Mas como, em termos de bicicletas, a rapaziada não era muito apologista de cicloturismo, e recorrendo ao sangue na guelra próprio daquelas idades, quase todas as noites havia refregas, a bom pedalar, entre o Cartaxo e Santarém.
Certa tarde de julho, quando o grupo se encontrava em formação, na Praça 15 de Dezembro, junto à praça de táxis, a fim de rumar a Santarém, passaram pela zona, mesmo em frente aos nossos narizes, em bom ritmo, dois ciclistas do Águias de Alpiarça, que, pelo que se supunha, andavam a treinar, a fazer preparação para a Volta a Portugal, prova que se avizinhava. Um era o “independente” Amílcar Mateus, o outro, mais novo, ainda “amador”, tinha o nome ou apelido de Jacinto. Os dois ciclistas desceram a rampa do Augusto Ferreira, deram a volta pelo Cruz & Jarego, subiram pela EN 3, e voltaram a aparecer na Praça 15 de Dezembro, onde nós, de combinação feita, os aguardávamos. Julgo que os dois terão reparado no nosso grupo, já que, com toda aquela parafernália de bicicletas ali expostas, difícil era passarmos despercebidos. Vimos que o duo alpiarcenses tomara o rumo de Santarém, agora, era a nossa vez de o fazer. Por isso, seguindo-lhe a peugada, quando chegámos à Churrasqueira Ribatejana, já íamos colados na sua roda. Naquele momento, fomos recebidos com desdém, acompanhado de sorrisos cínicos, como quem diz: – Esperem, seus nabos, que já vão ver como é que se pedala!… Mas isso, a nós, putos imberbes mas vaidosos, não nos atormentava.

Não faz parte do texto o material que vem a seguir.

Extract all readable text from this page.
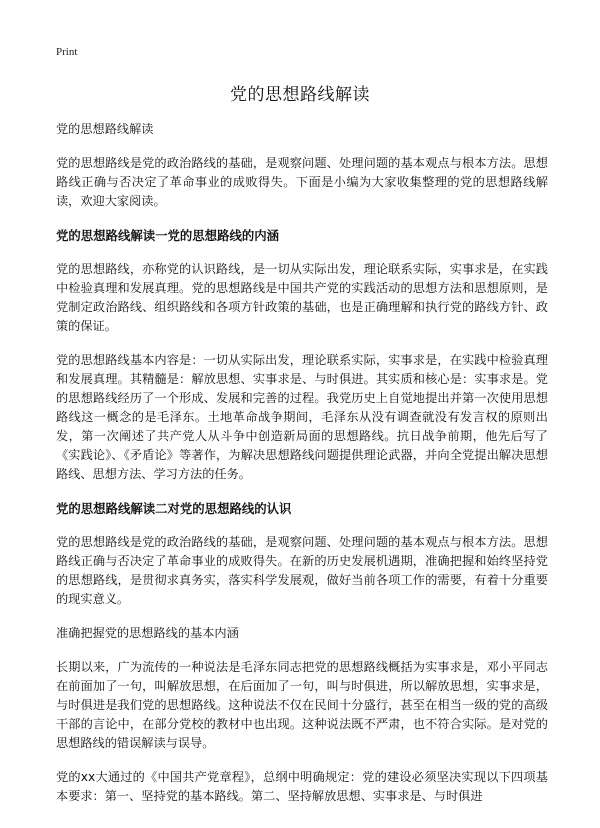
Print
党的思想路线解读
党的思想路线解读
党的思想路线是党的政治路线的基础，是观察问题、处理问题的基本观点与根本方法。思想路线正确与否决定了革命事业的成败得失。下面是小编为大家收集整理的党的思想路线解读，欢迎大家阅读。
党的思想路线解读一党的思想路线的内涵
党的思想路线，亦称党的认识路线，是一切从实际出发，理论联系实际，实事求是，在实践中检验真理和发展真理。党的思想路线是中国共产党的实践活动的思想方法和思想原则，是党制定政治路线、组织路线和各项方针政策的基础，也是正确理解和执行党的路线方针、政策的保证。
党的思想路线基本内容是：一切从实际出发，理论联系实际，实事求是，在实践中检验真理和发展真理。其精髓是：解放思想、实事求是、与时俱进。其实质和核心是：实事求是。党的思想路线经历了一个形成、发展和完善的过程。我党历史上自觉地提出并第一次使用思想路线这一概念的是毛泽东。土地革命战争期间，毛泽东从没有调查就没有发言权的原则出发，第一次阐述了共产党人从斗争中创造新局面的思想路线。抗日战争前期，他先后写了《实践论》、《矛盾论》等著作，为解决思想路线问题提供理论武器，并向全党提出解决思想路线、思想方法、学习方法的任务。
党的思想路线解读二对党的思想路线的认识
党的思想路线是党的政治路线的基础，是观察问题、处理问题的基本观点与根本方法。思想路线正确与否决定了革命事业的成败得失。在新的历史发展机遇期，准确把握和始终坚持党的思想路线，是贯彻求真务实，落实科学发展观，做好当前各项工作的需要，有着十分重要的现实意义。
准确把握党的思想路线的基本内涵
长期以来，广为流传的一种说法是毛泽东同志把党的思想路线概括为实事求是，邓小平同志在前面加了一句，叫解放思想，在后面加了一句，叫与时俱进，所以解放思想，实事求是，与时俱进是我们党的思想路线。这种说法不仅在民间十分盛行，甚至在相当一级的党的高级干部的言论中，在部分党校的教材中也出现。这种说法既不严肃，也不符合实际。是对党的思想路线的错误解读与误导。
党的xx大通过的《中国共产党章程》，总纲中明确规定：党的建设必须坚决实现以下四项基本要求：第一、坚持党的基本路线。第二、坚持解放思想、实事求是、与时俱进
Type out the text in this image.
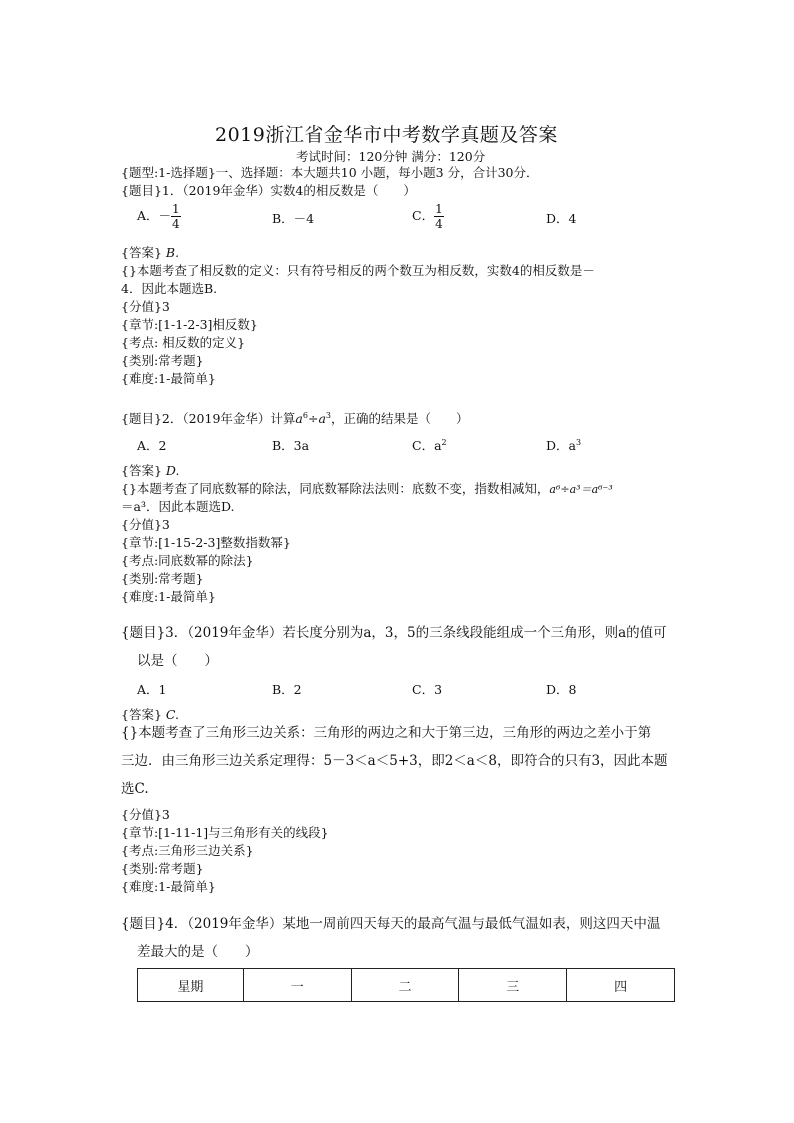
2019浙江省金华市中考数学真题及答案
考试时间：120分钟 满分：120分
{题型:1-选择题}一、选择题：本大题共10 小题，每小题3 分，合计30分．
{题目}1．（2019年金华）实数4的相反数是（　　）
A．－ $\frac{1}{4}$	B．－4	C． $\frac{1}{4}$	D．4
{答案} B.
{}本题考查了相反数的定义：只有符号相反的两个数互为相反数，实数4的相反数是－
4．因此本题选B.
{分值}3
{章节:[1-1-2-3]相反数}
{考点: 相反数的定义}
{类别:常考题}
{难度:1-最简单}
{题目}2．（2019年金华）计算$a^6\div a^3$，正确的结果是（　　）
A．2	B．3a	C．$a^2$	D．$a^3$
{答案} D.
{}本题考查了同底数幂的除法，同底数幂除法法则：底数不变，指数相减知，a⁶÷a³＝a⁶⁻³
＝a³．因此本题选D.
{分值}3
{章节:[1-15-2-3]整数指数幂}
{考点:同底数幂的除法}
{类别:常考题}
{难度:1-最简单}
{题目}3．（2019年金华）若长度分别为a，3，5的三条线段能组成一个三角形，则a的值可
以是（　　）
A．1	B．2	C．3	D．8
{答案} C.
{}本题考查了三角形三边关系：三角形的两边之和大于第三边，三角形的两边之差小于第
三边．由三角形三边关系定理得：5－3＜a＜5+3，即2＜a＜8，即符合的只有3，因此本题
选C.
{分值}3
{章节:[1-11-1]与三角形有关的线段}
{考点:三角形三边关系}
{类别:常考题}
{难度:1-最简单}
{题目}4．（2019年金华）某地一周前四天每天的最高气温与最低气温如表，则这四天中温
差最大的是（　　）
星期	一	二	三	四
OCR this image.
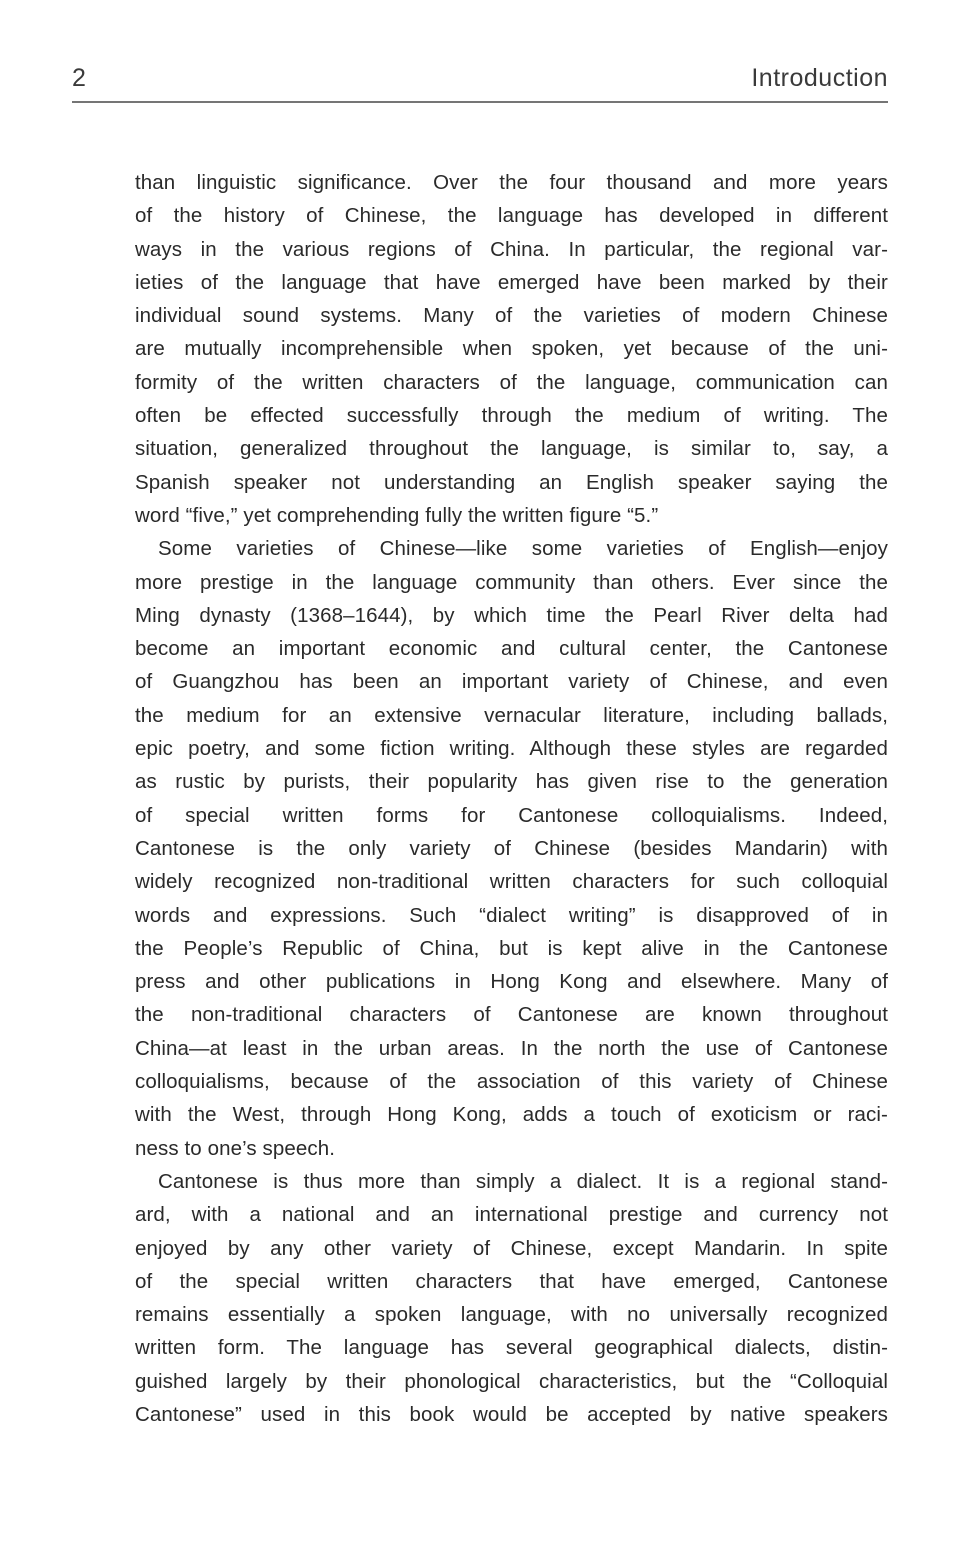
2	Introduction
than linguistic significance. Over the four thousand and more years
of the history of Chinese, the language has developed in different
ways in the various regions of China. In particular, the regional var-
ieties of the language that have emerged have been marked by their
individual sound systems. Many of the varieties of modern Chinese
are mutually incomprehensible when spoken, yet because of the uni-
formity of the written characters of the language, communication can
often be effected successfully through the medium of writing. The
situation, generalized throughout the language, is similar to, say, a
Spanish speaker not understanding an English speaker saying the
word “five,” yet comprehending fully the written figure “5.”
Some varieties of Chinese—like some varieties of English—enjoy
more prestige in the language community than others. Ever since the
Ming dynasty (1368–1644), by which time the Pearl River delta had
become an important economic and cultural center, the Cantonese
of Guangzhou has been an important variety of Chinese, and even
the medium for an extensive vernacular literature, including ballads,
epic poetry, and some fiction writing. Although these styles are regarded
as rustic by purists, their popularity has given rise to the generation
of special written forms for Cantonese colloquialisms. Indeed,
Cantonese is the only variety of Chinese (besides Mandarin) with
widely recognized non-traditional written characters for such colloquial
words and expressions. Such “dialect writing” is disapproved of in
the People’s Republic of China, but is kept alive in the Cantonese
press and other publications in Hong Kong and elsewhere. Many of
the non-traditional characters of Cantonese are known throughout
China—at least in the urban areas. In the north the use of Cantonese
colloquialisms, because of the association of this variety of Chinese
with the West, through Hong Kong, adds a touch of exoticism or raci-
ness to one’s speech.
Cantonese is thus more than simply a dialect. It is a regional stand-
ard, with a national and an international prestige and currency not
enjoyed by any other variety of Chinese, except Mandarin. In spite
of the special written characters that have emerged, Cantonese
remains essentially a spoken language, with no universally recognized
written form. The language has several geographical dialects, distin-
guished largely by their phonological characteristics, but the “Colloquial
Cantonese” used in this book would be accepted by native speakers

Na subida de Vila Chã, com um primeiro safanão, o nosso grupo abanou e, a partir daí, apenas quatro de nós os acompanhavam. Depois, no Alto do Vale, a mais um esticão, respondemos com a nossa união. Daqui em diante, embora em bom ritmo, tudo seguia sereno. Porém, passando pela Quinta do Líquis e entrando nas Padeiras, assim que a estrada começou a inclinar, o Amílcar deu uma forte sapatada, mas o primeiro a rebentar foi o seu benjamim Jacinto. A meio da subida já só dois de nós prestavam guarda-de-honra ao primeiro. No fim, em frente ao Posto da PVT, o sprint final teve três protagonistas, mas o Jacinto, tendo-se atrasado um pouco, já não assistiu à nossa chegada. Para nada! Peneiras da juventude…Não tivéssemos ilusões, porque pedalar 13 kms não se comparava a uma etapa em linha, de cem ou mais kms, mas lá que tínhamos a mania, isso tínhamos.
Lembro-me de muitos dos que compunham aquela comitiva. Dois eram pontevelenses, o António Silvestre e o Vasco Pego. O primeiro, talvez por ter mais arcaboiço, também tinha a bicicleta mais pesada de todas, mas enquanto o Vasco já vinha a pedalar desde Pontével, o primeiro, como era empregado do Dr. Rocha Homem, partia do Cartaxo. Depois, de Vale da Pinta, vinha eu, o Humberto e o Luís Gaia. Do Cartaxo, eram o Zé Florindo, o Zé Octávio, o Fernando Mil-Homens, o Rogério Fanã e o Jorge Xavier. Depois, mais à frente, no Vale de Santarém, tendo nós quase meio caminho andado, aguardavam-nos os Isenteiros Mesquita e Francisco Vassalo. O nosso colega Rui Fonseca teve o privilégio de se fazer transportar na sua “Famel Foguete”. Era bem mais fácil. E para o ano, como seria?
Crónica publicada na edição de março do Jornal de Cá.